Etliekmeğin hazırlanışı hakkında bilgi veren Ortaabacı, “Sabah açarız dükkanımızı, biz eskiden havaya bakar, hava şartlarına göre hafif ılık su, soğuk su ile hafif mayayla tuzla hamurumuzu yoğururuz. Sonra bezemizi alır saat 10 buçuk gibi servisimiz başlar. Kendileri getiren müşterilerimizin etliekmeklerini de yapıyoruz, kendimiz salonda da müşterilerimize hizmet ediyoruz. Meşe odunu yakıyoruz, kalorisi biraz daha yüksek olduğu için lezzeti güzel oluyor. Etliekmeğin olmazsa olmazı ise soğan, yeşil kapya biber, domates. Ölçüsü de mesela 1 kilo et, 300 gram soğan, 700 gram domates, 300 gram biber” ifadelerini kullandı.
Etliekmeği eski usul beğendiğini ifade eden Kenan Kara, “Eski tip daha iyiydi çok uzatıyorlar. Biz eskisi gibi istiyoruz, genelde ben öyle yaptırırım. İnce olunca üzerinde et biraz da az pişer. O yüzden hamurlar kalın olursa et de biraz fazla pişer. O yüzden eski tipi daha çok tercih ediyoruz” diye konuştu.

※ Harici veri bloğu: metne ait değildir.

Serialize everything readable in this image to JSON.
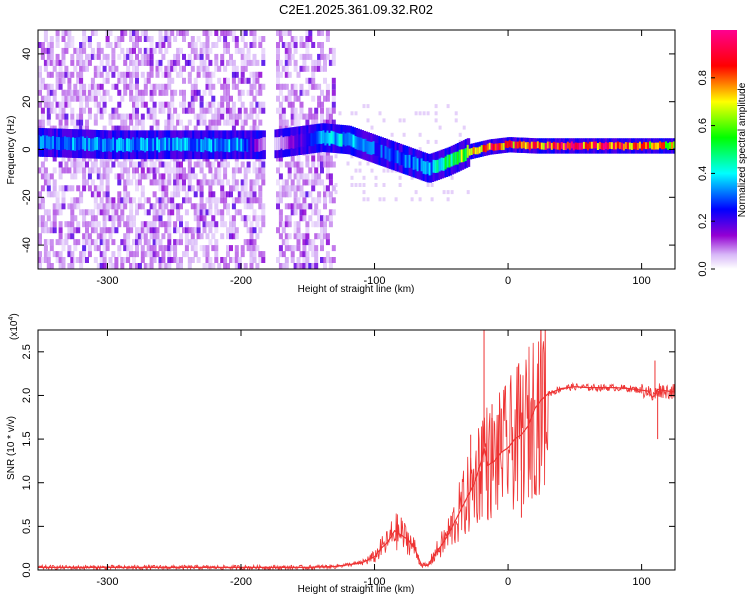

Etliekmeği severek yediğini anlatan Muzaffer Usta ise, “Konya’nın etliekmeği mayalı hamurdan olur, eskiden fazla uzatmazlardı. 1987 yılında Kapı Camiinin orada kalfalık, ustalık zamanlarımızda her zaman etliekmek yerdik ama şimdiki gibi uzatma olmazdı. Gerçek etliekmek yaklaşık 1 metre boyunda 20 santim eninde olurdu. Öyle şimdiki gibi kıtır kıtır ne yediğini bilmez olmazdı. Şimdi cips yer gibi etliekmek yiyor millet. Etliekmek dediğin şöyle biraz doyurucu olacak. Bazıları 2 tane yiyor. Etliekmek yedin mi 1 tane veya 1 buçuk yiyeceksin karnın doyacak, şimdikinden bir şey anlamıyorum” diye konuştu.